Formaldehyde is the compound from this family receiving the largely prevalent attention in the fields of the industrial hygiene and of the occupational and environmental medicine; recognised as an irritating, allergenic and carcinogenic agent, it is ubiquitous, causing widespread exposures in both occupational and non- occupational scenarios, frequently rising up to relevant concentrations.
In the vast majority of the anthropized indoor environments, formaldehyde is the most abundant aldehyde too (referring both to spreading and concentration levels in air) but it is worth noting that it is virtually always accompanied by a various cortege of other aldehydes.
Some aldehydes, others than formaldehyde, can show a relevant presence in particular scenarios, notably acetaldehyde inside settings where flours are rising and being baked, acrylaldehyde (commonly known as acrolein) where cooking oils are heated overwhelming their smoke point, glutaraldehyde in healthcare contexts where the agent is used as a disinfectant, benzaldehyde and crotonaldehyde where these two chemicals are synthesized and used for industrial purposes.

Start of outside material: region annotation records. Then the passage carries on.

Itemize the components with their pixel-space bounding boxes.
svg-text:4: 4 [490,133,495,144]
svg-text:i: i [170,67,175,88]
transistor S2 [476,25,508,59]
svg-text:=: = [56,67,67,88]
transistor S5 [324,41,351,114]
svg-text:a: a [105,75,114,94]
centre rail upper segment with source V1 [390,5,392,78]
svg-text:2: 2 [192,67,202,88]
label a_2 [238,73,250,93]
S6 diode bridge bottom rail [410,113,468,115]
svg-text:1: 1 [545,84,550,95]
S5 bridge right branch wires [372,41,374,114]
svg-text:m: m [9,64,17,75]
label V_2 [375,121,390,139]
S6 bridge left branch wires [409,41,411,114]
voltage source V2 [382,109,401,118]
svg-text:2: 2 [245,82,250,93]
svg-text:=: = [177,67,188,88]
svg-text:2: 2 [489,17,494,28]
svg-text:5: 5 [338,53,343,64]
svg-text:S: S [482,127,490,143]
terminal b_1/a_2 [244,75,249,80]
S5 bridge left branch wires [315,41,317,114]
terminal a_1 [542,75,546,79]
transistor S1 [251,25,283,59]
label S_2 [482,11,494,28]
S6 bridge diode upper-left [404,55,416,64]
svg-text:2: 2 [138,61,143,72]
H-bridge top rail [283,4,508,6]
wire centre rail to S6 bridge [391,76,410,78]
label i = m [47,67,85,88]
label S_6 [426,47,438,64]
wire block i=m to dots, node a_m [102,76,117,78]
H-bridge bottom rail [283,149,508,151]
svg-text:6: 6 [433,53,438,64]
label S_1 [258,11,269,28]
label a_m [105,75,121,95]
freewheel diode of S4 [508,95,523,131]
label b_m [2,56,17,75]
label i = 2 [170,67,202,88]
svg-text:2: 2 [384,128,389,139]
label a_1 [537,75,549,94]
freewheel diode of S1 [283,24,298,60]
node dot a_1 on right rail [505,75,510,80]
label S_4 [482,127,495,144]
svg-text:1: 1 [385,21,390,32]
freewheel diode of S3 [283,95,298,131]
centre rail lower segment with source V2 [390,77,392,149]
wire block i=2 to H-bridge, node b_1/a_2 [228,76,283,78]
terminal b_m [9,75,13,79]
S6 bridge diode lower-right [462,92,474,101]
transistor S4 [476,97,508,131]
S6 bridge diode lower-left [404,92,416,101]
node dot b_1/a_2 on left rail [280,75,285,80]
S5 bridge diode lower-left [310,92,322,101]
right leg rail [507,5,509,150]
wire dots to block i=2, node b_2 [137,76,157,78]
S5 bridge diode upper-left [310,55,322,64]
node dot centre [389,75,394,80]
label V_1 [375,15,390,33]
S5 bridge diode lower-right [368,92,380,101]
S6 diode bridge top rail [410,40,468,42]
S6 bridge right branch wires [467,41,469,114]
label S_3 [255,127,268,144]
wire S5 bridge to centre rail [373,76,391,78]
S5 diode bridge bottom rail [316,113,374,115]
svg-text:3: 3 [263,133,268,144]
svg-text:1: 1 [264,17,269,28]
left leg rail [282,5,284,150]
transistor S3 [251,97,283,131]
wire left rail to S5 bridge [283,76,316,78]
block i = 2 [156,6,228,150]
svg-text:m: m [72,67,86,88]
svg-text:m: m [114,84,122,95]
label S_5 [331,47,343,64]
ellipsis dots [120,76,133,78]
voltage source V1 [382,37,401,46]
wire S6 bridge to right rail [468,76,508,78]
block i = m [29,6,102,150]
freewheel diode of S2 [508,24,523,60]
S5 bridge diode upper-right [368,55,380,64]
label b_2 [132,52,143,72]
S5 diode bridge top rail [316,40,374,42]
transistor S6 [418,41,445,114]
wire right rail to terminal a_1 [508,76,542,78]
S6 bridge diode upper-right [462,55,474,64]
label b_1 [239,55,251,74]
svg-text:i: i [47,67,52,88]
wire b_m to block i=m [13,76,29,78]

In a preventive perspective, these facts call for an attention towards the whole family of aliphatic aldehydes.
Different patterns of combined exposure to formaldehyde and other aldehydes in a set of Italian indoor workplaces are presented and discussed.
Over the 2011 – 2020 period, a sequence of passive diffusive samplings was performed, partly in workplaces previously known for having relevant sources of formaldehyde and / or other aldehydes, partly in workplaces without no previously known source of these chemicals. The set of the studied workplaces didn’t comprehend scenarios where cooking oils were heated, glutaraldehyde was used as a disinfectant, benzaldehyde or crotonaldehyde were synthesized or used for industrial purposes.
In several cases acetaldehyde showed significant concentrations in air, often presenting as the main companion of formaldehyde.
Acetaldehyde concentrations in air reached 568 μg m-3 in agriculture and zootechnics, 144.9 μg m-3 in the plastics moulding sector, and 48.4 μg m-3 in hairdressers’ and beauticians’ workshops.
In the bread and pastry baking sector, acetaldehyde concentrations in air resulted frequently relevant (up to 256.3 μg m-3), in the absence of a similar presence of formaldehyde (top level 29.2 μg m-3).
Unexpectedly, in some samples from the healthcare sector, acetaldehyde concentrations reached significant levels (up to 159.5 μg m-3 from personal 15’ samplings), close to the corresponding formaldehyde ones (up to 332.6 μg m-3 from personal 15’ samplings).
Hexanal emerged as a relevant compound (concentrations in air up to 174.1 μg m-3) in miscellaneous scenarios comprising healthcare, plastics moulding, wood, plywood and chipboard, paper and paperboard, bakeries and pastries.
Other aldehydes were detected in multiple situations, individually at levels never exceeding 10.0 μg m-3, but sometimes accounting for not fully negligible overall concentrations in air.
These results suggest that, in a variety of indoor workplaces, a skilled preventive attention deserves to be addressed not only to formaldehyde, but to the whole body of the aldehydes, in front of a reasonable possibility of synergic actions.
Such an indication assumes a major relevance under the hypotheses that protracted oxidative stress and chronic inflammation are the driving modes of the formaldehyde’s carcinogenic effect, through the piling up of unrepaired damages to DNA.